HPV is the most commonly transmitted sexually transmitted infection (STI) in the United States, with nearly 30 percent of sexually active girls aged 14 to 19 infected. Some virus types can raise the risk for genital warts and cervical cancer.
In the study, lead researcher Dr. Tanya Kowalczyk Mullins, an assistant professor of pediatrics at the Cincinnati Children's Hospital Medical Center and the University of Cincinnati College of Medicine, polled 339 girls, average age nearly 17, after their first of three HPV doses, and their mothers. Nearly 60 percent of the girls were sexually experienced.
Mullins wanted to know the girls' perceived risk of getting HPV after the vaccination, their perceived risk of getting other STIs and their perceived need for continued safer sex behaviors.
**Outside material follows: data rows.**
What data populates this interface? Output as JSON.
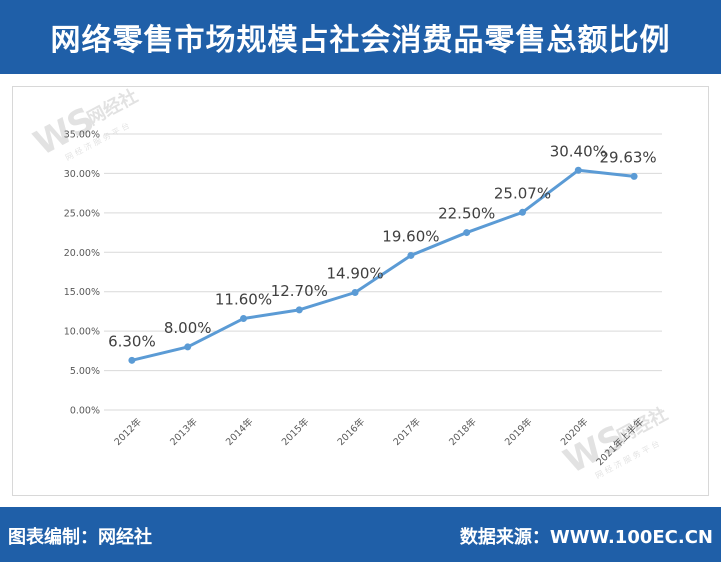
{
  "header": {
    "title": "网络零售市场规模占社会消费品零售总额比例"
  },
  "footer": {
    "left_label": "图表编制：",
    "left_value": "网经社",
    "right_label": "数据来源：",
    "right_value": "WWW.100EC.CN"
  },
  "watermark": {
    "brand": "网经社",
    "sub": "网 经 济 服 务 平 台"
  },
  "colors": {
    "header_bg": "#1f5fa8",
    "line": "#5b9bd5",
    "grid": "#d9d9d9",
    "text": "#404040"
  },
  "chart_data": {
    "type": "line",
    "title": "",
    "xlabel": "",
    "ylabel": "",
    "categories": [
      "2012年",
      "2013年",
      "2014年",
      "2015年",
      "2016年",
      "2017年",
      "2018年",
      "2019年",
      "2020年",
      "2021年上半年"
    ],
    "values": [
      6.3,
      8.0,
      11.6,
      12.7,
      14.9,
      19.6,
      22.5,
      25.07,
      30.4,
      29.63
    ],
    "data_labels": [
      "6.30%",
      "8.00%",
      "11.60%",
      "12.70%",
      "14.90%",
      "19.60%",
      "22.50%",
      "25.07%",
      "30.40%",
      "29.63%"
    ],
    "y_ticks": [
      "0.00%",
      "5.00%",
      "10.00%",
      "15.00%",
      "20.00%",
      "25.00%",
      "30.00%",
      "35.00%"
    ],
    "ylim": [
      0,
      35
    ],
    "grid": true,
    "legend": "none"
  }
}
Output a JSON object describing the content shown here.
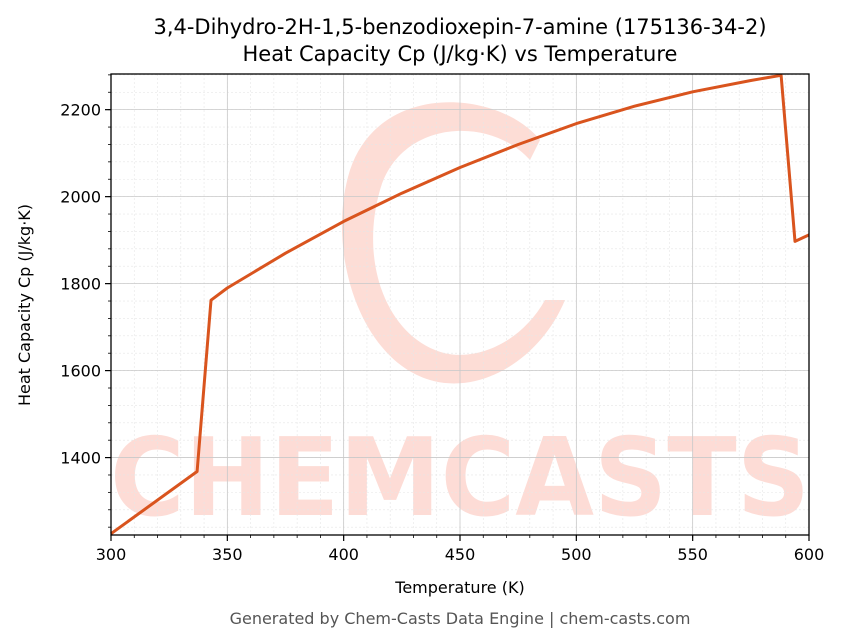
{
  "title_line1": "3,4-Dihydro-2H-1,5-benzodioxepin-7-amine (175136-34-2)",
  "title_line2": "Heat Capacity Cp (J/kg·K) vs Temperature",
  "footer": "Generated by Chem-Casts Data Engine | chem-casts.com",
  "watermark": "CHEMCASTS",
  "colors": {
    "line": "#d9541e",
    "watermark": "#fdd9d2",
    "grid": "#d0d0d0"
  },
  "chart_data": {
    "type": "line",
    "xlabel": "Temperature (K)",
    "ylabel": "Heat Capacity Cp (J/kg·K)",
    "xlim": [
      300,
      600
    ],
    "ylim": [
      1222,
      2282
    ],
    "xticks": [
      300,
      350,
      400,
      450,
      500,
      550,
      600
    ],
    "yticks": [
      1400,
      1600,
      1800,
      2000,
      2200
    ],
    "grid": true,
    "series": [
      {
        "x": [
          300,
          337,
          343,
          350,
          375,
          400,
          425,
          450,
          475,
          500,
          525,
          550,
          575,
          588,
          594,
          600
        ],
        "y": [
          1225,
          1368,
          1762,
          1790,
          1870,
          1943,
          2008,
          2067,
          2120,
          2168,
          2208,
          2241,
          2267,
          2279,
          1897,
          1912
        ]
      }
    ]
  }
}
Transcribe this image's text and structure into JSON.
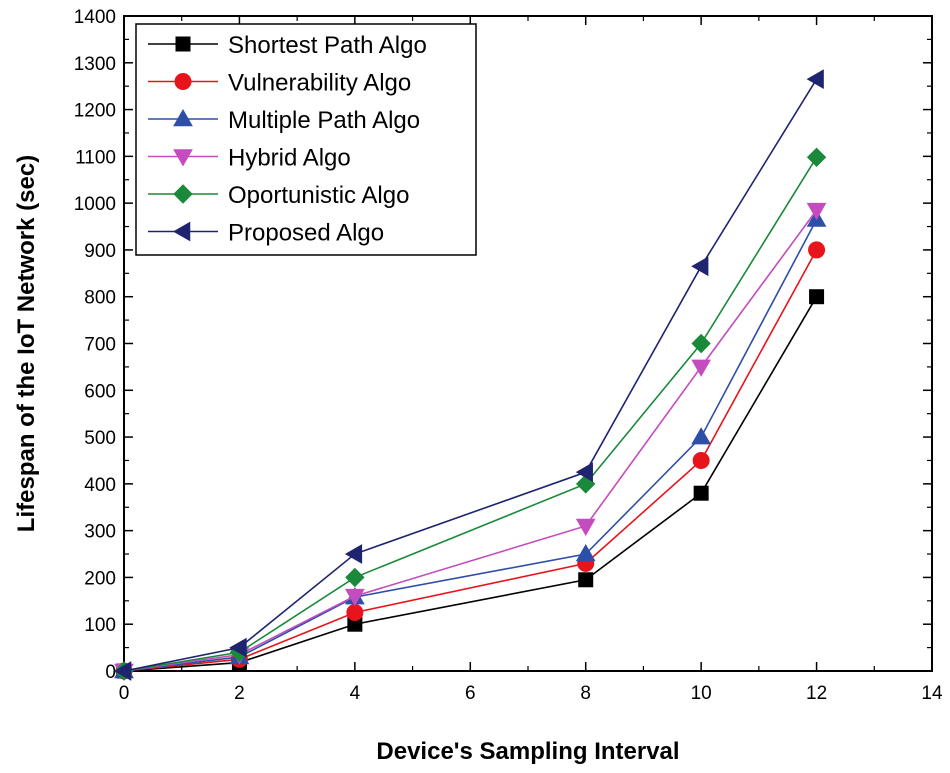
{
  "chart_data": {
    "type": "line",
    "title": "",
    "xlabel": "Device's Sampling Interval",
    "ylabel": "Lifespan of the IoT Network (sec)",
    "xlim": [
      0,
      14
    ],
    "ylim": [
      0,
      1400
    ],
    "x_ticks": [
      0,
      2,
      4,
      6,
      8,
      10,
      12,
      14
    ],
    "y_ticks": [
      0,
      100,
      200,
      300,
      400,
      500,
      600,
      700,
      800,
      900,
      1000,
      1100,
      1200,
      1300,
      1400
    ],
    "grid": false,
    "legend_position": "top-left",
    "series": [
      {
        "name": "Shortest Path Algo",
        "color": "#000000",
        "marker": "square",
        "x": [
          0,
          2,
          4,
          8,
          10,
          12
        ],
        "values": [
          0,
          18,
          100,
          195,
          380,
          800
        ]
      },
      {
        "name": "Vulnerability Algo",
        "color": "#e8141b",
        "marker": "circle",
        "x": [
          0,
          2,
          4,
          8,
          10,
          12
        ],
        "values": [
          0,
          25,
          125,
          230,
          450,
          900
        ]
      },
      {
        "name": "Multiple Path Algo",
        "color": "#2e4fa8",
        "marker": "triangle-up",
        "x": [
          0,
          2,
          4,
          8,
          10,
          12
        ],
        "values": [
          0,
          30,
          158,
          250,
          500,
          965
        ]
      },
      {
        "name": "Hybrid Algo",
        "color": "#c44cbf",
        "marker": "triangle-down",
        "x": [
          0,
          2,
          4,
          8,
          10,
          12
        ],
        "values": [
          0,
          35,
          160,
          310,
          650,
          985
        ]
      },
      {
        "name": "Oportunistic Algo",
        "color": "#1a8a3a",
        "marker": "diamond",
        "x": [
          0,
          2,
          4,
          8,
          10,
          12
        ],
        "values": [
          0,
          40,
          200,
          400,
          700,
          1098
        ]
      },
      {
        "name": "Proposed Algo",
        "color": "#1f2470",
        "marker": "triangle-left",
        "x": [
          0,
          2,
          4,
          8,
          10,
          12
        ],
        "values": [
          0,
          50,
          250,
          425,
          865,
          1265
        ]
      }
    ]
  }
}
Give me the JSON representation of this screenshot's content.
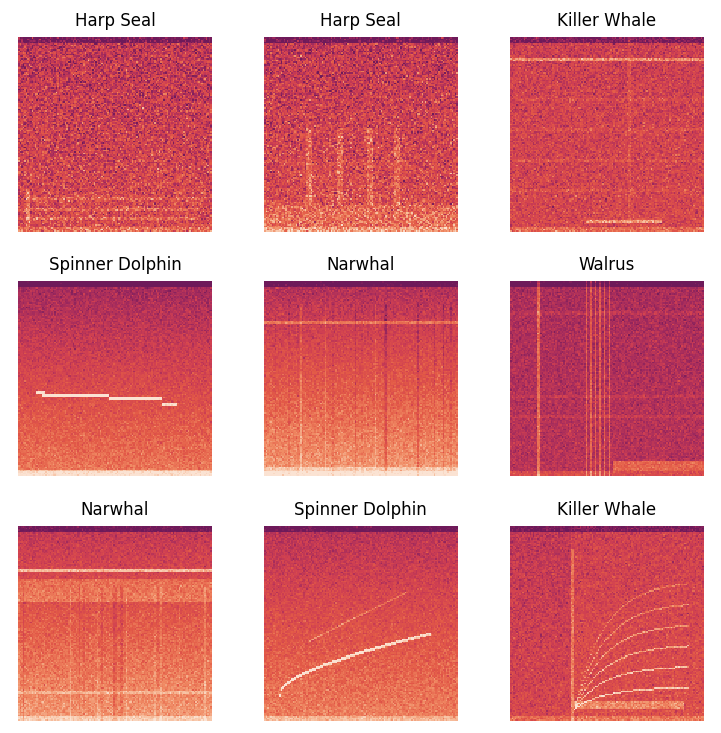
{
  "chart_data": [
    {
      "type": "spectrogram",
      "title": "Harp Seal",
      "tick_labels": false
    },
    {
      "type": "spectrogram",
      "title": "Harp Seal",
      "tick_labels": false
    },
    {
      "type": "spectrogram",
      "title": "Killer Whale",
      "tick_labels": false
    },
    {
      "type": "spectrogram",
      "title": "Spinner Dolphin",
      "tick_labels": false
    },
    {
      "type": "spectrogram",
      "title": "Narwhal",
      "tick_labels": false
    },
    {
      "type": "spectrogram",
      "title": "Walrus",
      "tick_labels": false
    },
    {
      "type": "spectrogram",
      "title": "Narwhal",
      "tick_labels": false
    },
    {
      "type": "spectrogram",
      "title": "Spinner Dolphin",
      "tick_labels": false
    },
    {
      "type": "spectrogram",
      "title": "Killer Whale",
      "tick_labels": false
    }
  ]
}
"Most girls correctly thought the vaccine does not protect them against STIs other than HPV," Mullins said.
However, 24 percent of the girls mistakenly thought they were at lower risk for other STIs such as syphilis and gonorrhea after the HPV vaccine, she found.
"I think it's important to counsel [girls] about what the vaccine protects against," said Mullins.
The findings were reported in the January issue of the Archives of Pediatric and Adolescent Medicine.